So, I recently switched from my Brocade switch to a Cisco one. I was having problems mostly with multicast, mDNS/Bonjour stuff specifically. I would have Google Homes or Chromecasts not showing up in lists to cast to, light switches which wouldn't turn on and off, Airprint printers which would show up sometimes and then not others, and other weird behavior I otherwise couldn't explain. It was not all the time, and sometimes it worked fine.
Initially, I thought this was a result of how Brocade had implemented PIM, as I had phones and PCs in a separate L2 segment. For science, I merged all of my devices into the same vlan and the problem persisted. I tried turning PIM off and just used IGMP. I tried using Ubiquiti, Aruba and finally Cisco APs as I thought maybe one brand or another's WiFi would solve the problem with their various multicast features. The same weird behavior still existed no matter the vendor. Aruba and Cisco worked better and was more stable than Ubiquiti, but that is probably a result of tunneling/CAPWAPing the traffic to a controller, so the MAC addresses of all of the various devices were literally on the same port on the switch, However, if I ran them in Flexconnect or Bridging mode, the multicast behavior was just as unreliable as the Ubiquiti deployment. I even thought my Android phone's IP stack was just hokey (I was having other problems, too. Bluetooth and Wifi calling never worked reliably, as an example), so I switched to an iPhone. Problems persisted.
Finally, I kicked the Brocade 7450 switch (which had replaced an HP E3800 switch because it had better 10GbE density) for a Cisco 3850 switch. I turned PIM on the Cisco and enabled the
mdns-sd gateway. The problem is more-or-less solved now. Things populate properly for casting all of the time, the AirPrint printers always show up, I can be in a L3 hop away and things still work, and I can turn my wifi lights on and off reliably. The only problem I have is that Apple Home occasionally does not like when I roam between APs and thinks things are disconnected on my iPhone, but then my iPad is working fine and It is connected to the same AP. I may just work towards CAPWAPing my traffic again and calling this a success.
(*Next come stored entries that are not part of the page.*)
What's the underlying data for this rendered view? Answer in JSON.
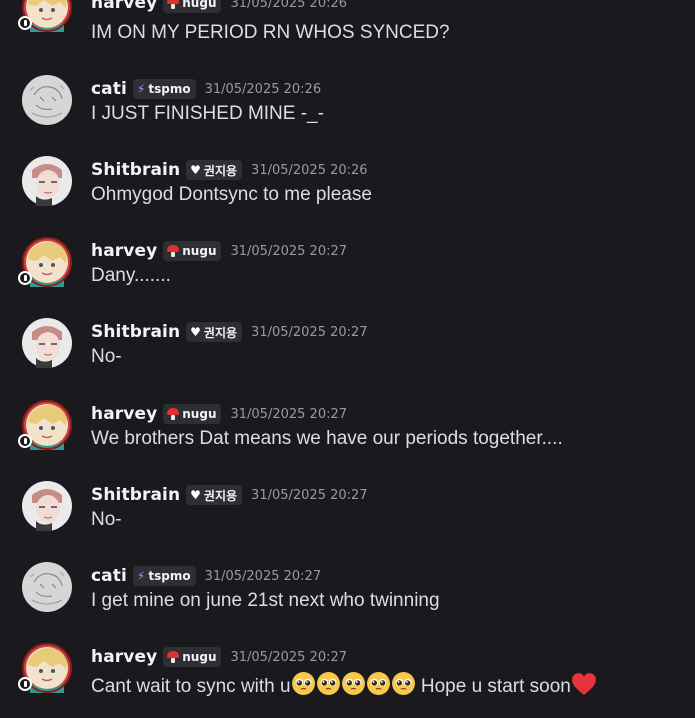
{
  "colors": {
    "background": "#1a1a1e",
    "username": "#f2f3f5",
    "timestamp": "#949ba4",
    "message_text": "#dbdee1",
    "tag_bg": "#2e2e34",
    "heart": "#e8323c"
  },
  "messages": [
    {
      "username": "harvey",
      "tag_icon": "mushroom-icon",
      "tag": "nugu",
      "timestamp": "31/05/2025 20:26",
      "text": "IM ON MY PERIOD RN WHOS SYNCED?",
      "avatar": "harvey-avatar"
    },
    {
      "username": "cati",
      "tag_icon": "lightning-icon",
      "tag": "tspmo",
      "timestamp": "31/05/2025 20:26",
      "text": "I JUST FINISHED MINE -_-",
      "avatar": "cati-avatar"
    },
    {
      "username": "Shitbrain",
      "tag_icon": "white-heart-icon",
      "tag": "권지용",
      "timestamp": "31/05/2025 20:26",
      "text": "Ohmygod Dontsync to me please",
      "avatar": "shitbrain-avatar"
    },
    {
      "username": "harvey",
      "tag_icon": "mushroom-icon",
      "tag": "nugu",
      "timestamp": "31/05/2025 20:27",
      "text": "Dany.......",
      "avatar": "harvey-avatar"
    },
    {
      "username": "Shitbrain",
      "tag_icon": "white-heart-icon",
      "tag": "권지용",
      "timestamp": "31/05/2025 20:27",
      "text": "No-",
      "avatar": "shitbrain-avatar"
    },
    {
      "username": "harvey",
      "tag_icon": "mushroom-icon",
      "tag": "nugu",
      "timestamp": "31/05/2025 20:27",
      "text": "We brothers Dat means we have our periods together....",
      "avatar": "harvey-avatar"
    },
    {
      "username": "Shitbrain",
      "tag_icon": "white-heart-icon",
      "tag": "권지용",
      "timestamp": "31/05/2025 20:27",
      "text": "No-",
      "avatar": "shitbrain-avatar"
    },
    {
      "username": "cati",
      "tag_icon": "lightning-icon",
      "tag": "tspmo",
      "timestamp": "31/05/2025 20:27",
      "text": "I get mine on june 21st  next who twinning",
      "avatar": "cati-avatar"
    },
    {
      "username": "harvey",
      "tag_icon": "mushroom-icon",
      "tag": "nugu",
      "timestamp": "31/05/2025 20:27",
      "text_before": "Cant wait to sync with u",
      "emojis": [
        "pleading-face-emoji",
        "pleading-face-emoji",
        "pleading-face-emoji",
        "pleading-face-emoji",
        "pleading-face-emoji"
      ],
      "text_after": " Hope u start soon",
      "trailing_emoji": "red-heart-emoji",
      "avatar": "harvey-avatar"
    }
  ]
}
In addition, the local network is performing measurably better. Take a look at this graph, as an example. This is a SmokePing chart monitoring my core switch. Can you see where I transitioned from the Brocade to the Cisco?
View attachment 21491
And just so you don't think something is wrong with my SmokePing instance, PRTG tells a similar story, and is running on different metal:
View attachment 21492
I've kept my ICX 7150 in production as an access switch (L2 only) in my Garage and it seems to do that job fairly well. I have an AP running on it and it seems to be behaving fine for that purpose. It's latency graphs looks better than the 7450 I had in production with L3 services (OSPF, PIM, etc) running.
View attachment 21493
But the latency is so much better on my Cisco switch that I even took my VDX out of production. This is an enterprise access/aggregation switch performing 40-50% better than a Datacenter switch in terms of latency, if Ping times are to be believed. The VDX always did this weird ping spike thing every day or so that I could never explain...pinging THROUGH it didn't correlate to an increase in latency so I never really gave it much mind but it was an annoying anomaly nonetheless.
View attachment 21495
As much as I like the
value of what Brocade/Ruckus has to offer, clearly it can be worth paying more money to get better stability and performance...
Figured I would share, maybe my experience will help someone make a purchasing decision later.
If anyone wants a Brocade ICX 7450, 6450 or a VDX 6740 (SFP+, not copper, lower power consumption version) I have one of each sitting in a pile right now I would be willing to get rid of for a reasonable price (shipping costs are the issue really).